American retailers bullish on overseas expansion are eyeing Tokyo as a top international market.
According to the annual analysis on globalization from CBRE Group, published Monday, the Japanese capital is ripe with retail growth, attracting 63 new brands in 2014, as leasing momentum in core areas remained strong—despite an uncertain economy and the April 2014 increase of 8 percent in the country’s sales tax.

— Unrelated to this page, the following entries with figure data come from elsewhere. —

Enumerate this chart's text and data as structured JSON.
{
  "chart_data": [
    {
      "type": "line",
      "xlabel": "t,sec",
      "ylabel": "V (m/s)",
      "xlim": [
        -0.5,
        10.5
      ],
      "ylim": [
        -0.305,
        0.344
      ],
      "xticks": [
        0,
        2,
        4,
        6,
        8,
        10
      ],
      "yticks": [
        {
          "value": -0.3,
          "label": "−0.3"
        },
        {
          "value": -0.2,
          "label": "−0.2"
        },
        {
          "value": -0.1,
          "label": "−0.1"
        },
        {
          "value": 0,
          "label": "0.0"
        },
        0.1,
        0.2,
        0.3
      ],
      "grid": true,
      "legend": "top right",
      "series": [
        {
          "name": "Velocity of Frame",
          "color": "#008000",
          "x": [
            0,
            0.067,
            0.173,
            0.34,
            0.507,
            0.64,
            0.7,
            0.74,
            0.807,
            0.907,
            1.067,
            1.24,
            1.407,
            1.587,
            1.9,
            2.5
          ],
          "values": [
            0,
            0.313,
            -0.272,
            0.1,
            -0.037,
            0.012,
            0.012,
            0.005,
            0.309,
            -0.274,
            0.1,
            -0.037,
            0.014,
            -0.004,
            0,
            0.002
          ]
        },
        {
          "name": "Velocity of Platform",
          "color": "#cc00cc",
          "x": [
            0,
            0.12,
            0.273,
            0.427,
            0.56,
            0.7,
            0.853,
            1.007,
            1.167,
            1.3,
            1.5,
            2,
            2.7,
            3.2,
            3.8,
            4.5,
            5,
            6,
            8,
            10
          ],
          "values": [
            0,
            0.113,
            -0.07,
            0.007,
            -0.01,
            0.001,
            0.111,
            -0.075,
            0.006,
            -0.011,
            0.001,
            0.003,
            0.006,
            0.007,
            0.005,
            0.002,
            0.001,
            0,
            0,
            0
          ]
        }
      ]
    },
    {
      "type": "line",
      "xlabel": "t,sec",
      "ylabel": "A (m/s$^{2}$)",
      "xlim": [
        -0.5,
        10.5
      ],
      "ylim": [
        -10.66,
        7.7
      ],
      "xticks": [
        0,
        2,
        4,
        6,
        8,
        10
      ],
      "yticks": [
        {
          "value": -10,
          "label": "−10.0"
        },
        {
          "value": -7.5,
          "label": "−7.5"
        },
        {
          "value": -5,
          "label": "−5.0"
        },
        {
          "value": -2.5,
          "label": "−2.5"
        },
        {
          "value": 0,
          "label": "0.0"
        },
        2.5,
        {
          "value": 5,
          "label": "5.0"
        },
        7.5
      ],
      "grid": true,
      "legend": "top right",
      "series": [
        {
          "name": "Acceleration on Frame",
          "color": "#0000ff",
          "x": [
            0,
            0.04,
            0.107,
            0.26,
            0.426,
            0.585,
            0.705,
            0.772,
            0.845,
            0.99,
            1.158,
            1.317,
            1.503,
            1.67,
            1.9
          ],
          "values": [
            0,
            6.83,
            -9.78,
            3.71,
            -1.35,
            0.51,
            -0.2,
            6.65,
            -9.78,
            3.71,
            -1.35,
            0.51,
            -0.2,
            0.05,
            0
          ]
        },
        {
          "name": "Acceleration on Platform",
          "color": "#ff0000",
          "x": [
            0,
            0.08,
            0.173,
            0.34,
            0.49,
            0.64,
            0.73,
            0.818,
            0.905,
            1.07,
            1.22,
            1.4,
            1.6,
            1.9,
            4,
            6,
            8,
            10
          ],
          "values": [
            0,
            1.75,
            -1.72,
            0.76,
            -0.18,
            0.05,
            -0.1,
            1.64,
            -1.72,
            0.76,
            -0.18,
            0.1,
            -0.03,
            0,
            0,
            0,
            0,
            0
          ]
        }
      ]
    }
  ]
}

Other Asian countries attracting an influx of new names include Singapore, Abu Dhabi and Taiwan’s Taipei.
CBRE’s report, which tracks the target markets of new brands in 164 cities in 50 countries, also discovered that U.S. retailers are the most active when it comes to expanding into new global markets, accounting for 26 percent of cross-border expansion last year, and choosing to put down roots in Asia (41 percent), Europe (33 percent) and the Middle East and Africa (12 percent) instead of expanding domestically (6 percent). In fact, North America was only a target for 3 percent of international retailers.
“Demographic shifts in many countries have resulted in changes in both spending power and shopping habits,” said Brandon Famous, senior managing director of CBRE’s retail occupier advisory and transaction services, noting that technology has enabled retailers to quickly and easily test many new markets. “Consumer traveling patterns mean that many brands are well known before they even enter a market and the pent-up demand for the chance to purchase locally creates a ready-made market before entry.”
Whereas the American retail landscape is dominated by two channels—high-end and off-price—mid-range fashion is the most active category internationally, accounting for 21 percent of global expansion, according to the findings. Luxury stores comprise 20 percent, followed by specialty retailers (16 percent).
And while the increased efficiency of online retail has made many fashion brands far more accessible to a global audience, Famous said, “Consumers continue to view the physical store as their preferred mode of purchase and, perhaps more importantly, as a point of social interaction. Consumers view shopping as a leisure activity and the continued expansion of brands and the development or improvement of shopping locations gives them the opportunity to embrace this.”